Participants thought that testing for more types of disorders with NIPT was a development that could be beneficial for severe genetic disorders that are associated with premature death and low quality of life. Other studies also showed that these aspects are widely used justifications for testing, and also termination of pregnancy.28 Participants, however, felt that there should be a limit to what is allowed to be tested with NIPT, to prevent people from testing for minor abnormalities, gender or cosmetic traits. These findings are similar to results from a recent UK study by Farrimond et al.29

This is one of the first qualitative studies in The Netherlands to explore the attitudes of pregnant women about NIPT and their views on widening the scope of prenatal screening with the use of NIPT. Moreover, this study also included male partners as they have an important role in the decision-making process for prenatal screening or diagnosis. No striking differences in the attitudes between the women and men were found in this study. However, as different qualitative research methods were used, that is, focus groups and online focus groups, the conclusion that women and men have similar attitudes towards NIPT should be drawn with some caution. The study sample consisted of both low-risk and high-risk women who had a variety of experiences in prenatal testing. However, participants were predominantly white and higher educated and as these variables are associated with higher levels of interest in NIPT,9 it could be that this influenced the results in favour of NIPT. Moreover, participants were interviewed late in their pregnancy which might have affected the results of this study. It is also likely that participants have taken part in this study because of an interest in prenatal screening and this might have created a selection bias.

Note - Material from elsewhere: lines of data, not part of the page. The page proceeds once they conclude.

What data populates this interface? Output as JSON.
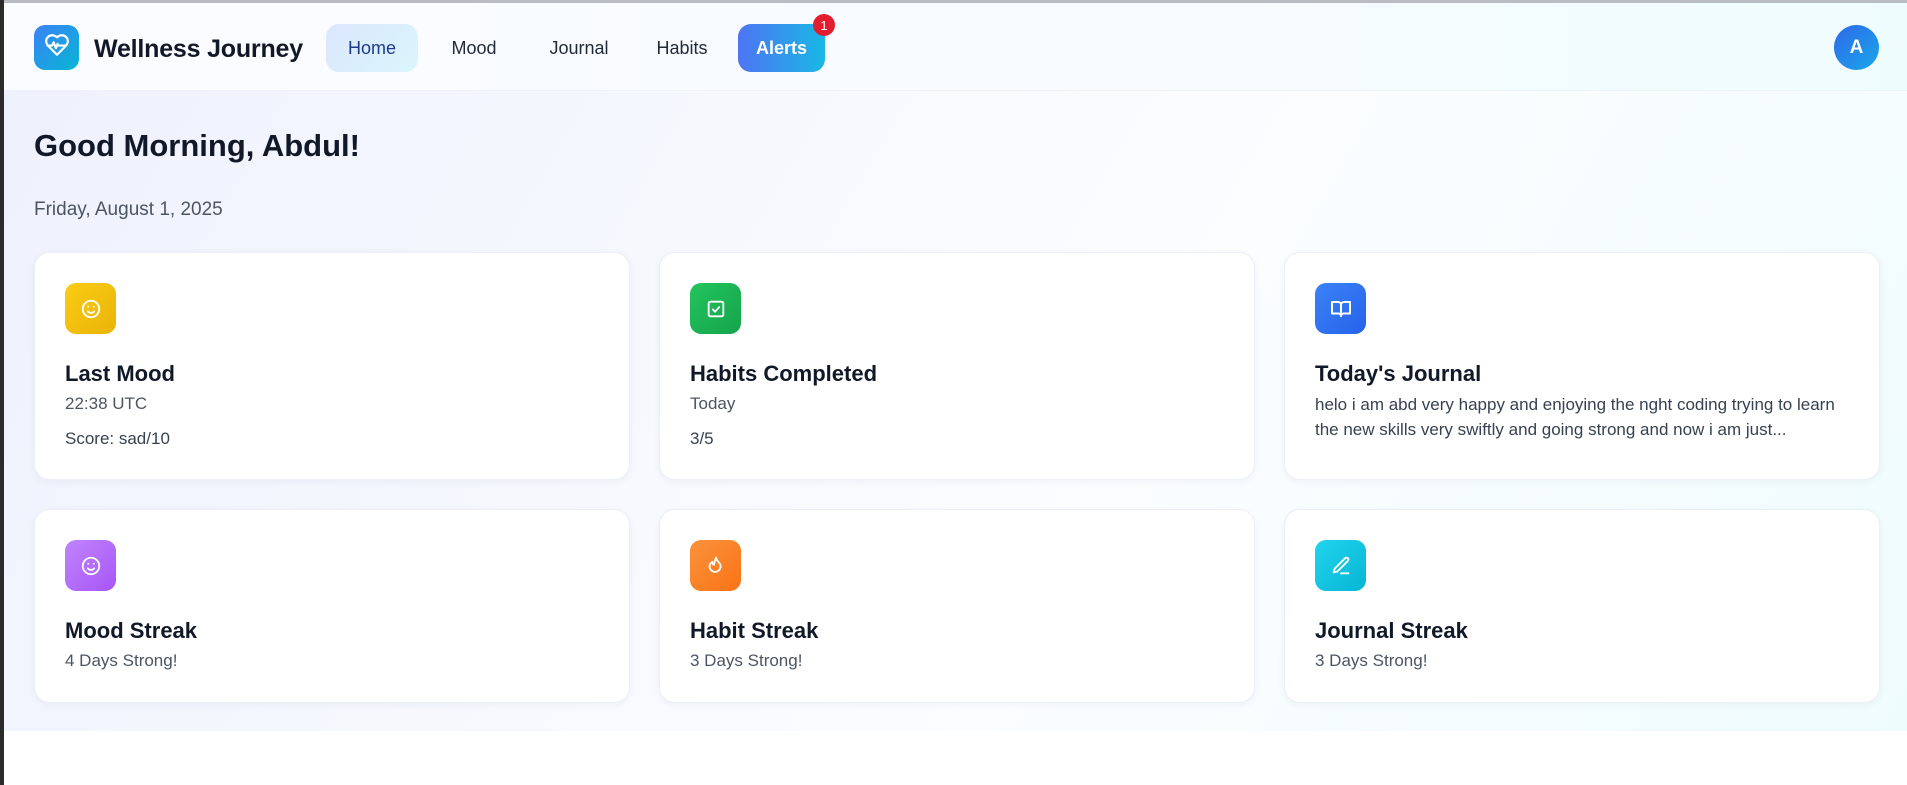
{
  "app": {
    "brand": "Wellness Journey",
    "logo_icon": "heart-pulse-icon"
  },
  "nav": {
    "items": [
      {
        "label": "Home",
        "active": true
      },
      {
        "label": "Mood"
      },
      {
        "label": "Journal"
      },
      {
        "label": "Habits"
      },
      {
        "label": "Alerts",
        "badge": "1"
      }
    ]
  },
  "user": {
    "initial": "A"
  },
  "page": {
    "greeting": "Good Morning, Abdul!",
    "date": "Friday, August 1, 2025"
  },
  "cards": [
    {
      "icon": "smile-icon",
      "color": "#facc15",
      "title": "Last Mood",
      "subtitle": "22:38 UTC",
      "meta": "Score: sad/10"
    },
    {
      "icon": "check-square-icon",
      "color": "#22c55e",
      "title": "Habits Completed",
      "subtitle": "Today",
      "meta": "3/5"
    },
    {
      "icon": "book-open-icon",
      "color": "#3b82f6",
      "title": "Today's Journal",
      "excerpt": "helo i am abd very happy and enjoying the nght coding trying to learn the new skills very swiftly and going strong and now i am just..."
    },
    {
      "icon": "smile-icon",
      "color": "#a855f7",
      "title": "Mood Streak",
      "subtitle": "4 Days Strong!"
    },
    {
      "icon": "flame-icon",
      "color": "#f97316",
      "title": "Habit Streak",
      "subtitle": "3 Days Strong!"
    },
    {
      "icon": "pencil-line-icon",
      "color": "#06b6d4",
      "title": "Journal Streak",
      "subtitle": "3 Days Strong!"
    }
  ]
}
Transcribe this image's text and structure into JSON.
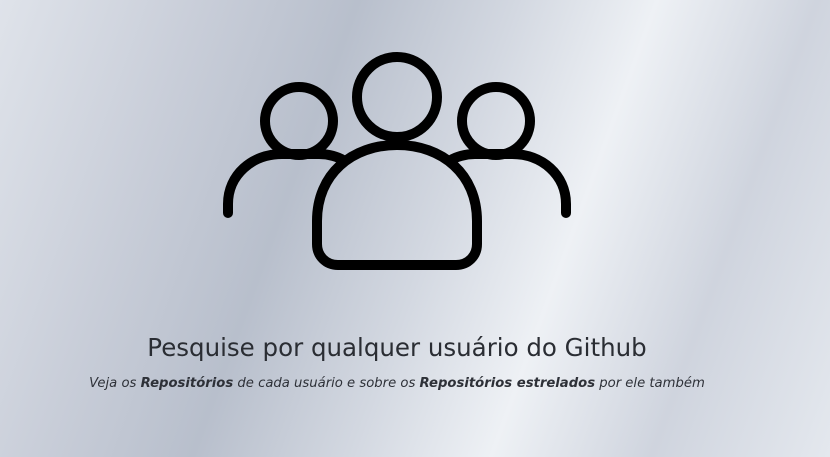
{
  "hero": {
    "icon": "users-group-icon",
    "title": "Pesquise por qualquer usuário do Github",
    "subtitle": {
      "part1": "Veja os ",
      "bold1": "Repositórios",
      "part2": " de cada usuário e sobre os ",
      "bold2": "Repositórios estrelados",
      "part3": " por ele também"
    }
  }
}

In conclusion, the findings suggest that NIPT might make the decision for prenatal screening more meaningful. Whereas now decision-making about prenatal screening is partly influenced by fear of miscarriage or uncertainty of test results, introduction of NIPT will allow women and their partners to make a decision on prenatal screening that is based solely on their wish to know or not know whether their child is affected. This is an important observation given the widely accepted view that the aim of prenatal screening for foetal abnormalities is to provide meaningful options for reproductive choice.30 Pressure to test and routinisation of NIPT, however, could have the opposite effect by undermining reproductive autonomy. This implies that safeguards ensuring voluntary participation on the basis of informed decision-making will be of utmost importance. If in a future scenario NIPT is to be used to test for a wider range of disorders, informed decision-making may be further challenged by information overload and decisional complexity. It has been suggested that this may require a new approach to informed choice, based on generic information about categories of outcomes rather than about specific disorders.7 For a successful implementation of NIPT in The Netherlands, perspectives of pregnant women and partners should be taken into account and additional research is needed among a more representative study population to generalise the findings of this study.